Happy to move the staking discussion elsewhere!
I do want to clarify a point that maybe hasn’t come through.
If we reward delegation then the choice would be: “I hold my token, delegate it and earn rewards” vs “I deposit it in Defi and get rewards”. I agree with Nick that I fail to see why the concept of “staking” adds any value. We don’t need to stake in order to reward people.
We’re not specifically trying to reward people, we’re trying to create incentives for people to leave their voting power with the DAO. When they deposit it into DeFi, DeFi gets control over the DAOs security, and those potential votes become inaccessible to the DAO.
Importantly, the DAO can’t reward people without some sort of “exchange” of work. Token holders need to be incentivized to return security to the DAO, and the DAO can’t incentivize them directly because some folks would benefit without doing work to earn it.

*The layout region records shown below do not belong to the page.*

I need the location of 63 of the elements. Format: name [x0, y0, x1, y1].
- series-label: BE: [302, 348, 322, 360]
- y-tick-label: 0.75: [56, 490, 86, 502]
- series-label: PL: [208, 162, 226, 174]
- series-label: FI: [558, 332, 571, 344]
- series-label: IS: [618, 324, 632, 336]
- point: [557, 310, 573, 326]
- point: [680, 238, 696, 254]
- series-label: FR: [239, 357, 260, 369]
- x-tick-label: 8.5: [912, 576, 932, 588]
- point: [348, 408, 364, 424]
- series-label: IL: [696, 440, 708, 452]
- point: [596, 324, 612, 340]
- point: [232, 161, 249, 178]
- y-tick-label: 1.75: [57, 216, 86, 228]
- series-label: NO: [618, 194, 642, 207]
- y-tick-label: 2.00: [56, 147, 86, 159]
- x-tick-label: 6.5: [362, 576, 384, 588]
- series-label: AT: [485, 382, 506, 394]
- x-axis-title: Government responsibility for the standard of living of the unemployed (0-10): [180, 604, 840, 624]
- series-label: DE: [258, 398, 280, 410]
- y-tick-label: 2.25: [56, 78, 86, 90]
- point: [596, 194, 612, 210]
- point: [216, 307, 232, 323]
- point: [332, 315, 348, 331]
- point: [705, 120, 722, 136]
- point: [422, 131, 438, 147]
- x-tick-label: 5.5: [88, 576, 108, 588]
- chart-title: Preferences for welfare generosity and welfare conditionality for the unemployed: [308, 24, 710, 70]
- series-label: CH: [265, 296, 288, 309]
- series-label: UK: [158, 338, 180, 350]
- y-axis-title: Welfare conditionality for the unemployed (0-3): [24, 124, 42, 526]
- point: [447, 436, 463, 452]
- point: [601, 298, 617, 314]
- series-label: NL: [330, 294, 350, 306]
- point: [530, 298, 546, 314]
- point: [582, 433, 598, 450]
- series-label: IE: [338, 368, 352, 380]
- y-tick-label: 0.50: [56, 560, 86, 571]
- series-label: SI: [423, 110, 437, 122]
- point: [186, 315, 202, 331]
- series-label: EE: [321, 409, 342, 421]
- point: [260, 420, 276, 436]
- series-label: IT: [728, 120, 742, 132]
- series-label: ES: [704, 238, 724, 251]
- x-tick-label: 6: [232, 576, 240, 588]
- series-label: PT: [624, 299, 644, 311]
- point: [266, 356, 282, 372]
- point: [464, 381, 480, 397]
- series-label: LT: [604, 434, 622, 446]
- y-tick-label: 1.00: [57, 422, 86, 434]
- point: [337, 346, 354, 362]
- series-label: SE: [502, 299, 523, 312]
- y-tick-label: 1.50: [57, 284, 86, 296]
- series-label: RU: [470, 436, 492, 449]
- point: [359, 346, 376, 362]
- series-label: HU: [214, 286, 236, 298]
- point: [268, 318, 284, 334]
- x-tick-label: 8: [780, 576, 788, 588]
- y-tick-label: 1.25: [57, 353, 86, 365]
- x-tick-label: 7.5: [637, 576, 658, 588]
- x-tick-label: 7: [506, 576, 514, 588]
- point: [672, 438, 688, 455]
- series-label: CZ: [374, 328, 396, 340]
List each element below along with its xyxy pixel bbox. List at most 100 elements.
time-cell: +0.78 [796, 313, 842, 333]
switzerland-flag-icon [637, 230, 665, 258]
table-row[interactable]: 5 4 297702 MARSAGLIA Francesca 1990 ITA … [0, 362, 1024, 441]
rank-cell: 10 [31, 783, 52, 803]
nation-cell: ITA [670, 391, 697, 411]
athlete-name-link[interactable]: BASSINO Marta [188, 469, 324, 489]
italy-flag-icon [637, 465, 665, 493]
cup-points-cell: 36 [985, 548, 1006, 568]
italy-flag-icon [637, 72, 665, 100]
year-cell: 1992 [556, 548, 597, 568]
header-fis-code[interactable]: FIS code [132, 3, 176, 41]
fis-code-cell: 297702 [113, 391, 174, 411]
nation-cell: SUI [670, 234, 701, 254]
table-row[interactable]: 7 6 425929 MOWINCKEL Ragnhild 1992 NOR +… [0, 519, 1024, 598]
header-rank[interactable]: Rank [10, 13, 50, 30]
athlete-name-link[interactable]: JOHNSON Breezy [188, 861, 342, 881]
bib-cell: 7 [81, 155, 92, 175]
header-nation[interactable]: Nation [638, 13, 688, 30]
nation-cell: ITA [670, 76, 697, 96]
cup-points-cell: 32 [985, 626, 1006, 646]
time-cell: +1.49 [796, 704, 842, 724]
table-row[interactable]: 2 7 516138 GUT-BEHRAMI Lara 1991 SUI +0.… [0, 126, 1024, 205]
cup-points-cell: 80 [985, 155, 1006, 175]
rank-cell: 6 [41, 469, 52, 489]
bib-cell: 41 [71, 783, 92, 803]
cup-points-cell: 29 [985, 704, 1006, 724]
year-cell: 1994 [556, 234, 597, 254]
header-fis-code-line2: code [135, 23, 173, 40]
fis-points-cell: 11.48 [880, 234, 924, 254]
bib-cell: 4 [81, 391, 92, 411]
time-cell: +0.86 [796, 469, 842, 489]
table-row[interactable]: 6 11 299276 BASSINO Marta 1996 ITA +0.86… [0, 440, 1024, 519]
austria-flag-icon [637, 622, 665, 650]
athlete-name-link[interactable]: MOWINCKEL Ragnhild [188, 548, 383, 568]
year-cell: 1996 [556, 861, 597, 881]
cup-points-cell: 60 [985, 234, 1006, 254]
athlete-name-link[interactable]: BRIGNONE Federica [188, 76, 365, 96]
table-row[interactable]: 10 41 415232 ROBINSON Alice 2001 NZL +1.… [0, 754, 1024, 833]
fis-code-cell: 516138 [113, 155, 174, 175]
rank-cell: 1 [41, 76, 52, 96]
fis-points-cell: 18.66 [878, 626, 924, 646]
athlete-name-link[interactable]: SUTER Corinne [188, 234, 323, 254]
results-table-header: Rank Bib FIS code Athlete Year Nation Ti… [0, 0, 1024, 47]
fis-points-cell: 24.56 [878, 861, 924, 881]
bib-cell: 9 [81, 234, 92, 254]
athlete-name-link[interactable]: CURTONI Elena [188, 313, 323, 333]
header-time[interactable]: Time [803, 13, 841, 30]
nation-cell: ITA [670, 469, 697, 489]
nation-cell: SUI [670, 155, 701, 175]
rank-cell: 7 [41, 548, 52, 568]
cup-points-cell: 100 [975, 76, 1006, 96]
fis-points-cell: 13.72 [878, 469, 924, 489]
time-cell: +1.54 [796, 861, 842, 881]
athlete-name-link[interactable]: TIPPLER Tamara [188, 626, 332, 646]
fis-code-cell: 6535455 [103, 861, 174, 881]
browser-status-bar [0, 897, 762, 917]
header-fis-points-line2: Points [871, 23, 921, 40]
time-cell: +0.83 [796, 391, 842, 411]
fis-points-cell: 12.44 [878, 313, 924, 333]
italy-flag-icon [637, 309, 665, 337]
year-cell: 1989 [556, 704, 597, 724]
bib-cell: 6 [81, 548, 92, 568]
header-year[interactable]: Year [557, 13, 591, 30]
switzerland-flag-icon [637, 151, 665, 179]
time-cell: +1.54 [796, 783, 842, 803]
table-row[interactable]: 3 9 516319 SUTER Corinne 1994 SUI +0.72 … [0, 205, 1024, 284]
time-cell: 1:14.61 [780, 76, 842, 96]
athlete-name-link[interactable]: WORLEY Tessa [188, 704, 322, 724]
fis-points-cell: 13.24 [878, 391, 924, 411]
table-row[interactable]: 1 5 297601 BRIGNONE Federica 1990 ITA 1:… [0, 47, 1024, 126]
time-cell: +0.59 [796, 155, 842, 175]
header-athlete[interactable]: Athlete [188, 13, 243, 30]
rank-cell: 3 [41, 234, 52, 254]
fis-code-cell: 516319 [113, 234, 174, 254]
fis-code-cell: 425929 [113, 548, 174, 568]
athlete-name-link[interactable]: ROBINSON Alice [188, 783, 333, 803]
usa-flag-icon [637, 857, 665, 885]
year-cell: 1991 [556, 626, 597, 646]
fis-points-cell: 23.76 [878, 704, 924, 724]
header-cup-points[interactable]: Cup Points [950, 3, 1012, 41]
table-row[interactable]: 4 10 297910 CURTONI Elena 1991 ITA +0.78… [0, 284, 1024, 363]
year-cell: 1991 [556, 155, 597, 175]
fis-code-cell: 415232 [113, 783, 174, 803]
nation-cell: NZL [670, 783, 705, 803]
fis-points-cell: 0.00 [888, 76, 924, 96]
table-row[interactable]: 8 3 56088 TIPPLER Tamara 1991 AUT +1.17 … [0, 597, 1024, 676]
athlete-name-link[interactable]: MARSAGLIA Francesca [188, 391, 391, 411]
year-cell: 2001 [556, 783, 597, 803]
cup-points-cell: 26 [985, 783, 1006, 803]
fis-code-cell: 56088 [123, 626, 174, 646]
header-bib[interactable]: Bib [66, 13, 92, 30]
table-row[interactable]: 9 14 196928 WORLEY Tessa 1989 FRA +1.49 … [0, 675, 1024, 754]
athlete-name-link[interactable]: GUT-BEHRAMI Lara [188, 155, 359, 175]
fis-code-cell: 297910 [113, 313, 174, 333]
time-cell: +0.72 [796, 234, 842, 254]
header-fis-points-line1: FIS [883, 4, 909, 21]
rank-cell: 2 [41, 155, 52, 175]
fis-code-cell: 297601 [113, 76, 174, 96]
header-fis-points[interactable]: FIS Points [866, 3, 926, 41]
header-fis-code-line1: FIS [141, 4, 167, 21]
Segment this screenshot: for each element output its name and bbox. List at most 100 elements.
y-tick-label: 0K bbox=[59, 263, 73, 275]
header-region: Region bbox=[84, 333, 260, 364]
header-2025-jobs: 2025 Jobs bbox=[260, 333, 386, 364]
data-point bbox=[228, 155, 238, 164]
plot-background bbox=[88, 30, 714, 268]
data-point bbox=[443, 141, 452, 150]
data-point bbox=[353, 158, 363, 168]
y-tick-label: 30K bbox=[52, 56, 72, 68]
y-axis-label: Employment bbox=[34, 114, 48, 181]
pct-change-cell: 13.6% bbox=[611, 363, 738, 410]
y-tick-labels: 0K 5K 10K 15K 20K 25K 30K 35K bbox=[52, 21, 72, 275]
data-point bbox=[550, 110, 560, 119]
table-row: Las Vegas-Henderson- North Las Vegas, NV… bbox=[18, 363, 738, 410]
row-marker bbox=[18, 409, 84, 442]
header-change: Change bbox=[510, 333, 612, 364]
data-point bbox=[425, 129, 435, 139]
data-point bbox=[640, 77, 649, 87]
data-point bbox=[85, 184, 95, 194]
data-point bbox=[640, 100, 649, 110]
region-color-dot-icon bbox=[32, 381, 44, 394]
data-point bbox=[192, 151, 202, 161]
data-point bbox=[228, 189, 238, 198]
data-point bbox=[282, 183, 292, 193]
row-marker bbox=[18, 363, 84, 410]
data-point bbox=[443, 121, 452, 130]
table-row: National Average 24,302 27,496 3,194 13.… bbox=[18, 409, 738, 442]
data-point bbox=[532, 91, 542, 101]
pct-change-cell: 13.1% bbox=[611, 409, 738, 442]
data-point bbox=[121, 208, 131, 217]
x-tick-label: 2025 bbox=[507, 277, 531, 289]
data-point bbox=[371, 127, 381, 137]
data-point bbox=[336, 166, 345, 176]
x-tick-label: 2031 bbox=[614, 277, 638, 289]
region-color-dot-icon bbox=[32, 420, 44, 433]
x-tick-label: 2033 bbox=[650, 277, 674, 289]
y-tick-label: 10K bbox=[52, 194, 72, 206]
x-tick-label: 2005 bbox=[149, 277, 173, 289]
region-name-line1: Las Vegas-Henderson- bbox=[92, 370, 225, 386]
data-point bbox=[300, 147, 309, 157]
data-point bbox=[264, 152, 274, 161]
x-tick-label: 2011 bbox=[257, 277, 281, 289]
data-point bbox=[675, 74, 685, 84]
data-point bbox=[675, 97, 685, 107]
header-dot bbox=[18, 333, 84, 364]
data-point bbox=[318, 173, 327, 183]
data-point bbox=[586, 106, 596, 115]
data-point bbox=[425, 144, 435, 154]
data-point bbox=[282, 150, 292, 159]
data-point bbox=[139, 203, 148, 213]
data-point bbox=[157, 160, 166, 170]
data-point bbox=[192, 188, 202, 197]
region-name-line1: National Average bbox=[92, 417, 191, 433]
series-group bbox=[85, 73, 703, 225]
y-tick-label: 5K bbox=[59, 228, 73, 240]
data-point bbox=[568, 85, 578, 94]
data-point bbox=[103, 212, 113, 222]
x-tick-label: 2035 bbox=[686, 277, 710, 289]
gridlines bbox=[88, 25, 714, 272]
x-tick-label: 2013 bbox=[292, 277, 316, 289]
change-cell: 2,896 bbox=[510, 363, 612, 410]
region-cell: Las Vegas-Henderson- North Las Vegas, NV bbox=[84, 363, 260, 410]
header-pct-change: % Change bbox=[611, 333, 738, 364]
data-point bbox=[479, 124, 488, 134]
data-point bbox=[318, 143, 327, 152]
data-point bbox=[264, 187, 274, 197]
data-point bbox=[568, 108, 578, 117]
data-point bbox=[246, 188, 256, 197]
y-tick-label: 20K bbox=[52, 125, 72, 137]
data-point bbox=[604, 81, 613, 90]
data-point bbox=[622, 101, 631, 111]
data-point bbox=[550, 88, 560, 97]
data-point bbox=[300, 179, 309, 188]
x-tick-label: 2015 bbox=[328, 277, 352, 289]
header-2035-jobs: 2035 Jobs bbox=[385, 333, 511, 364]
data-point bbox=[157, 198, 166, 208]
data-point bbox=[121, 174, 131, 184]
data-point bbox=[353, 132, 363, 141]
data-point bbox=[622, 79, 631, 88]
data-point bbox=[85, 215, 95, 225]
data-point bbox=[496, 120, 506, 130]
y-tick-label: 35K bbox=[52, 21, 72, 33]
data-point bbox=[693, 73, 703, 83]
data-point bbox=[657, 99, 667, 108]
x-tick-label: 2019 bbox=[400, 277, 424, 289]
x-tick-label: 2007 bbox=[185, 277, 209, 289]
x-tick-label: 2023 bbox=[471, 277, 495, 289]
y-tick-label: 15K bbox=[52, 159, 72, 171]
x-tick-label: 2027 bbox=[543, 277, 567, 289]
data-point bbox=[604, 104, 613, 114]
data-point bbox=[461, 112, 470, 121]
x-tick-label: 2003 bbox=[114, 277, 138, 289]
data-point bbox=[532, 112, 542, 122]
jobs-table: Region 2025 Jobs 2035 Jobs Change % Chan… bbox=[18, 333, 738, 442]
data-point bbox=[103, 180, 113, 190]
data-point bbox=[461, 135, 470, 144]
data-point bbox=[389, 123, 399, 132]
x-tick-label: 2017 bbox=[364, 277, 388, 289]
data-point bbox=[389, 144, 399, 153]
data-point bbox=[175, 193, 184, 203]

We believe that DAO tokens today, as they are purely “governance tokens” are valued in the market based upon a speculative premium that itself is based on the assumption that one day the DAO will return value to the token holders.
When token holders become convinced that the DAO will indeed never return value to token holders, they have only two rational economic choices: sell the token, or find some other way to extract value from the DAO.
When we look at the outflow of delegations in ENS and the outflow of tokens to exchanges, we see that this assumption appears to be correct. Token holders who were once delegating are leaving ENS, and a significant share are moving their tokens to exchanges for sale.
It thus follows that the only rational purchaser of a DAO token, that will never return value to token holders, is a malicious entity that seeks to extract value in a different way. This is exactly what happened in the DAOs which were attacked in your analysis @AvsA and what we are worried about happing here. ENS isn’t alone in this struggle as you pointed out, and at Tally we have discovered that more mature (and successful) DAOs are experiencing this problem.
Essentially there is a fundamental economic misalignment between token holders and the DAO itself which leads to the illogical situation where the value of the DAO is not reflected in the security of the DAO.
The CANCEL
role is a necessary tool, but it’s not a permanent fix, as we can expect delegated votes to continue to fall. Worryingly, the DAO security outflow is significantly higher than inflows.
Potentially eventually making it impossible to reach quorum unless new measures are introduced. In the long term, such a centralized option will jeopardize ENS’s claim to being decentralized.
The staking idea isn’t about giving rewards, it’s about incentivizing token holders to return security to the DAO so that we don’t need centralized options. For that reason I believe @bendi originally proposed it as a more scalable long term solution to the decline in DAO security.
Sorry if this seems to have hijacked your thread, happy to move it elsewhere.